Finding strength in rejection

Naomi Stone
4 min readFeb 19, 2019

--

Reject, rejected, rejection, the word in any form has a negative connotation and typically rips at our emotional core. It triggers negative emotions in most that are on the receiving end of it. But you don’t have to let it destroy you life.

Here are a few areas with possible ways to manage and deflect the damage of being rejected, by examining the experience in a positive light, to produce a better outcome.

JOB

• Let’s say you have an application or resume rejected from a job you really wanted. I am not suggesting that you will avoid the initial negative reaction to news like this, especially if you are out of a job or even if you’re trying to get out of a job you really dislike. But look at it this way, this could be the universes’ way of protecting you from entering into an environment that is not a good fit, not safe or it may even be keeping you from missing out on applying for and getting the job you never dreamed you could, one that is perfect for you. There could be so many possible reasons for rejection, that have nothing to do with your lack of ability or skill level to perform.

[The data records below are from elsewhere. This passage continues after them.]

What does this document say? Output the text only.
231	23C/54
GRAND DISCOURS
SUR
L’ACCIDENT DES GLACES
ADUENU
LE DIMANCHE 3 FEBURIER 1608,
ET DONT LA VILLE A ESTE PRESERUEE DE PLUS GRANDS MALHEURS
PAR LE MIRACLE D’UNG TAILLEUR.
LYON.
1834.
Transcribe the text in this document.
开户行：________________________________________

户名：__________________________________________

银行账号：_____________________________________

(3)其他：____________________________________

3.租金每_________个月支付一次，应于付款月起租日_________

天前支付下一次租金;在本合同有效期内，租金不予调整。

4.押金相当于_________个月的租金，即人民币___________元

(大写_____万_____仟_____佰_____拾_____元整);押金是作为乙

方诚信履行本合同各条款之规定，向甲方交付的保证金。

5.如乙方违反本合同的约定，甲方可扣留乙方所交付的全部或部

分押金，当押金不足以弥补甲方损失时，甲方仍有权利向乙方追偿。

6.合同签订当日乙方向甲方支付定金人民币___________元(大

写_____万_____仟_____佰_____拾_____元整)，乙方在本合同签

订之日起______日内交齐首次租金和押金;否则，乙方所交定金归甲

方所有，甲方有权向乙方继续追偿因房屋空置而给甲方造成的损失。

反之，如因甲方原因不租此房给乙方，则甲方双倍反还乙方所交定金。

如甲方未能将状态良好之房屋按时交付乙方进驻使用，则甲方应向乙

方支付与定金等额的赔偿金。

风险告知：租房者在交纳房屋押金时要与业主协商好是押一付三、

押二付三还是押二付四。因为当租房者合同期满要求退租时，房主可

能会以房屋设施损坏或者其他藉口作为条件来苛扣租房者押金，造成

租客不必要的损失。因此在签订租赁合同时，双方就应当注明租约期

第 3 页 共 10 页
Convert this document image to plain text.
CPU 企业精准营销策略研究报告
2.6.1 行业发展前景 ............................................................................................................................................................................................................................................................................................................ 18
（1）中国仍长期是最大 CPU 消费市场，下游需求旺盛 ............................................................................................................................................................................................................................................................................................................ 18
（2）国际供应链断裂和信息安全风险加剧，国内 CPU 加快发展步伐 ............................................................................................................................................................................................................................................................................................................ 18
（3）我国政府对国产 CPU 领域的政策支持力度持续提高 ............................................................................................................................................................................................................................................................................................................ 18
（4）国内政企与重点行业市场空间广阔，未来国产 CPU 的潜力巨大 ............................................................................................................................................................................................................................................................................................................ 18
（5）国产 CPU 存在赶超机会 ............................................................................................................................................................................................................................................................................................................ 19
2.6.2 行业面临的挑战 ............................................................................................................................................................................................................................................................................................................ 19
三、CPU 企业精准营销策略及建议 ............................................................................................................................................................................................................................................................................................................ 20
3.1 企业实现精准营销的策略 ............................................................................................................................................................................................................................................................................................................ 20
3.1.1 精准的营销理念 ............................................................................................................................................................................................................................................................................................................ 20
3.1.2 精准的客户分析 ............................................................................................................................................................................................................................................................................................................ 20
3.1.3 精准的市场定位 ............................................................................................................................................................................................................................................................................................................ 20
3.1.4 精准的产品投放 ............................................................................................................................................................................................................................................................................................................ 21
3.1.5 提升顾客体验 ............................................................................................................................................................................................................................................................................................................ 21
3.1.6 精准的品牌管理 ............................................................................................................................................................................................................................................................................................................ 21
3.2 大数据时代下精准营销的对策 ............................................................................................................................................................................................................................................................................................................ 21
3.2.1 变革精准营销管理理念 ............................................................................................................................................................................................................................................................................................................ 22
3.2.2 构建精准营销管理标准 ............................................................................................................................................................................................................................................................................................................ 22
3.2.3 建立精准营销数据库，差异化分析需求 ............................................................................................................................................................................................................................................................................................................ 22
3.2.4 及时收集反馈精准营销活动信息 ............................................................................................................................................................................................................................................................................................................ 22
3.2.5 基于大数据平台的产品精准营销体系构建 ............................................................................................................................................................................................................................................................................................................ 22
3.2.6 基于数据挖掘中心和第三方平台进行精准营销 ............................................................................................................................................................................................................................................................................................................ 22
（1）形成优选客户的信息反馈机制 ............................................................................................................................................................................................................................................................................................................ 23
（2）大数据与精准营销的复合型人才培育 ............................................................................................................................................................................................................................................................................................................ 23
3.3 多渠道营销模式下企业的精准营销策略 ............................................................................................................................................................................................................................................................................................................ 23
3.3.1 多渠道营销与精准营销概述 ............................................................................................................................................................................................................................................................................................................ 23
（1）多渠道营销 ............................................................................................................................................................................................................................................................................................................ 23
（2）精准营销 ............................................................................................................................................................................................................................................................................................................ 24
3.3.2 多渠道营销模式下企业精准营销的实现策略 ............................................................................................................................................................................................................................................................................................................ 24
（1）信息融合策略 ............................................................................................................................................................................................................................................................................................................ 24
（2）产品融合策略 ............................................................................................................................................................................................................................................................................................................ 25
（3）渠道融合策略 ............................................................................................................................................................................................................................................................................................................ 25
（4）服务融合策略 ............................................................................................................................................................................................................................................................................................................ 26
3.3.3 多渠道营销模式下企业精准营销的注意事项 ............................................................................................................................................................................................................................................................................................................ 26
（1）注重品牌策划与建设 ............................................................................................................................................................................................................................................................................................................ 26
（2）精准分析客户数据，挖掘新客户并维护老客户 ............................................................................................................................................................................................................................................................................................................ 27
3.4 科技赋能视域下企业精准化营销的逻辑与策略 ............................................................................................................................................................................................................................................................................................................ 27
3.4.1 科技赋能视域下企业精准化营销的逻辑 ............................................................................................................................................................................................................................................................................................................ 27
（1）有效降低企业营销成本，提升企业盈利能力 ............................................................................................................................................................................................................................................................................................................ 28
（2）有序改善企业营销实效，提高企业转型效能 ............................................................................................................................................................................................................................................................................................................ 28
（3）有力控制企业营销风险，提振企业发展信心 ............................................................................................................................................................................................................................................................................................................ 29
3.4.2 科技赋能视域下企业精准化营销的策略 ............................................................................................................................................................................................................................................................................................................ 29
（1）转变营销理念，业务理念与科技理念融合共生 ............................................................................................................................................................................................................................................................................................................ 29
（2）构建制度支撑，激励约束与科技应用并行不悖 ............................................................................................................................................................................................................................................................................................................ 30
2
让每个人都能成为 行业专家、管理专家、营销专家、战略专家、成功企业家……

• It may also afford you the opportunity to re-examine what you really want, revamp your resume, re-educate yourself, etc and don’t be afraid to ask questions, if they are willing to offer feedback.

• If not, perhaps consider seeking professional career counseling or coaching to assist in pinpointing any adjustments or improvements you may need or to guide you in a more suitable and focused direction to increase your probability for landing that dream job.

RELATIONSHIP

• If you’ve lived long enough, you probably know what it feels like to be rejected by a love interest or get dumped by at least one love in your life. Nine times out of ten, you may not have realized it then or even now, but it could have very well been another act of protection from the universe. Of course when it happens and sometimes long after, it may feel like the end of your life. A broken heart is not something we aspire to experience, but it happens and oftentimes for good reason. You just have to let go, heal and believe that it is not the end for you.

• Again, like a job, it could be that it’s not the right person for you or as hard as this may be to accept, you may not be the right person for them. It doesn’t mean you or they deserve to be alone, although in some cases either of you or both could be in need of some serious “me time” and “some work on me time.” In that case being rejected is a very good thing. The better we are at loving ourselves, the better we are at attracting the best person for us. In the end it usually works out for the best, if we allow it.

SOCIETY

• Getting rejected by society, your community or even family is a tough emotion to process, even for the most emotionally tough, especially as children, because to fully live in the world, you have to co-exist with others in various aspects of life. As adults, we have a few more coping skills available to us to help us navigate and develop a deeper sense of resolve. However, they have to be sought and applied, otherwise the emotional-intelligence adulthood is under-developed.

• But, if you embrace the silver lining in being rejected, it inspires you to self-examine yourself and strengthen your resilience. It reminds you that you are alive and this is typically where the rubber meets the road in self-awareness. You will either embrace the idea, that if you are living your life to its fullness, without bringing harm to others, rejection is still inevitable, because there are people who may never embrace you and that has to be okay with you. You have to also recognize it has nothing to do with you and your life must go on, it is your gift to you and to those who love you.

• The ultimate deflection of rejection is being one hundred percent okay with being you in the face of being rejected; it will often sting, just handle the pain appropriately and keep on living!